如果是纯粹的爱或恨、纯粹的熟悉或纯粹的陌生,事情反倒简单了。爱便执手,恨便远离,熟悉坦然,陌生漠然。

但可惜都不是。

所以无论是十四岁,还是二十八岁,蒋昕都没有一个现成的模板可套,而是必须得费力去思考,她究竟要如何去面对周行云。

而思考的过程,便如推开一道尘封已久的窄门。

锈住的门轴发出吱扭吱扭的呻吟,心不甘情不愿地开到一半就卡住,你须得侧身才能勉强挤进去。令人失望的是,好不容易进去了,里头却也并非别有洞天,反倒更为狭窄。肩膀挤过冰冷粗糙的砖石,蹭了满袖回忆的泥灰。

十四岁那年,在一个天降暴雨的午后,蒋昕第一次挤进了那道窄门。

她甚至都没想好要问什么,怎么问,于是便想来都来了,就先把大家送的白色耐克鞋给换大半码。

只是在器材室把两双鞋装进袋子时,那双耐克鞋压在亚瑟士鞋的下面。所以她一掏出亚瑟士的鞋盒,售货员小姐姐就以为她要换的是这一双。

看到鞋盒子的时候,许多回忆的片段也在售货员的脑海中串联在一起,她立刻就想起了蒋昕是谁。

“唉,小姑娘,是这双鞋不合脚嘛?”

蒋昕愣了愣,说:“不是,这双穿着正好。”

售货员的眼睛立刻就笑得眯了起来,又朝她暧昧地眨了眨,感觉自己好像在追一个连续剧:“我就说嘛,我就记得你原来过来试过这双鞋。那小伙子一看就是个细心的人,不至于给记岔了。”

蒋昕挤出一个笑来,没搭茬,只是低下头想要把下面那双鞋从袋子里取出来:“姐姐,是另外一双,也是在你们这买的。”

“另一双?”售货员疑惑道,不记得她最近来过。

“也是别人送我的。”

不知道是不是哪里卡住或者粘上了,蒋昕取了半天都取不出来。她拎着袋子晃,用手指撬,鞋盒就是牢牢待在纸袋底部纹丝不动。

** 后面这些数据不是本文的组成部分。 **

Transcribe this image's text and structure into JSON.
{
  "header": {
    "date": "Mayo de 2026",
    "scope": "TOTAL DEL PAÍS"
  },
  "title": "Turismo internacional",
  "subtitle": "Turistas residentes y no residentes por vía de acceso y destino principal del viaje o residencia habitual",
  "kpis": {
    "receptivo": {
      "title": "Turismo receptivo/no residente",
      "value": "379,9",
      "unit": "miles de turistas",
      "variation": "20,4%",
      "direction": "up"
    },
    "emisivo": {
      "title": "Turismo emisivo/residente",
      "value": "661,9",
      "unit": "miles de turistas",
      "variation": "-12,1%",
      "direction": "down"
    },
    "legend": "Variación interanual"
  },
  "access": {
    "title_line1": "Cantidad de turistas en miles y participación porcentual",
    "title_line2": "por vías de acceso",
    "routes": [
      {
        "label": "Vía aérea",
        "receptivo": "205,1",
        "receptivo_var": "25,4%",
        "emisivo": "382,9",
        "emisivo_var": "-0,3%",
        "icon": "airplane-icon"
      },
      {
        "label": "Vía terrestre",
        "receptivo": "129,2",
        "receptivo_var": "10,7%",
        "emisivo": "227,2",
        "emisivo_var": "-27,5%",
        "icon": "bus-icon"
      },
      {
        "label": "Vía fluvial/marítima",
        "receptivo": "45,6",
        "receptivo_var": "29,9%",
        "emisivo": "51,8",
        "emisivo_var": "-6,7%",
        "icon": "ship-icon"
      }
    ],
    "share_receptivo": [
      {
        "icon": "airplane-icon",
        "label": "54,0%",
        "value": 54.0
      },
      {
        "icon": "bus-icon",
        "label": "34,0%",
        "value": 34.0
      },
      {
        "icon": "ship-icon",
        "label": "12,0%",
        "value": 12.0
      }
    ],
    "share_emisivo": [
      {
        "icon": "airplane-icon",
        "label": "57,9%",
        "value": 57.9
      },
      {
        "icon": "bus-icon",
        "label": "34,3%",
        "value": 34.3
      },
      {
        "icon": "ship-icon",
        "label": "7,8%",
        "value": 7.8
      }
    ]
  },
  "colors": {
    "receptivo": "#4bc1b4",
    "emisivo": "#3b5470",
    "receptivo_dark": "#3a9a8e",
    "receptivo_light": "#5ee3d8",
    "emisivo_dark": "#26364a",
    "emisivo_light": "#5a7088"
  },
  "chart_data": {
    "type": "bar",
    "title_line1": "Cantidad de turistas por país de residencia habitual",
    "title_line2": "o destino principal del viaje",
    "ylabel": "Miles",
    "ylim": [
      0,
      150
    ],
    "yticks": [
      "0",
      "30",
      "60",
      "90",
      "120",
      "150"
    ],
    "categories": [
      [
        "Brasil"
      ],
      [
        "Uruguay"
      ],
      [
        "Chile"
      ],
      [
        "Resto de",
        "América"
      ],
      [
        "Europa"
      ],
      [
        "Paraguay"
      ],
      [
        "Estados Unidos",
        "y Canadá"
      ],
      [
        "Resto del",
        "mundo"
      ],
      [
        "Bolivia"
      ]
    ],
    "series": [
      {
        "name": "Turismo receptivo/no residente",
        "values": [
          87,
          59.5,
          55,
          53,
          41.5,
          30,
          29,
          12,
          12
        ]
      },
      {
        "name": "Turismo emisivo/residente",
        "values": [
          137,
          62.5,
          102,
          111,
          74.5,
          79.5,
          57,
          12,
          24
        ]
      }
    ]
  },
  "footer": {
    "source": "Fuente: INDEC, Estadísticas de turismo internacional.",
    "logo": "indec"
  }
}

急躁之下猛地一提,只听“噗嗤”一声,纸袋就给撕开了一个大口子,鞋盒从底下漏出来,在地上滚了两圈儿,鞋盒盖子摔开,一只鞋滚出来,在地上猛地一跳,砸到了蒋昕的小腿。

目睹了这一幕的售货员差点没憋住笑。她死咬住嘴唇才给憋回去,忙转移注意力:“原来是这双鞋,我记得,好像是另一个小朋友来买的,头上顶着撮毛的,这个也是你‘朋友’?”

头上顶着撮毛,那必是马晓远无疑。

蒋昕没听懂她这句调侃的,加了重音的“朋友”在暗喻些什么,只随口问道:“姐姐,他是自己来的啊?”

“好像不是,他旁边还有一个个儿很高的。他长得……”

蒋昕听售货员这个描述像是程昱,便没有多想。进了集训队之后,就更是没什么闲暇去整天思谋这些乱七八糟的。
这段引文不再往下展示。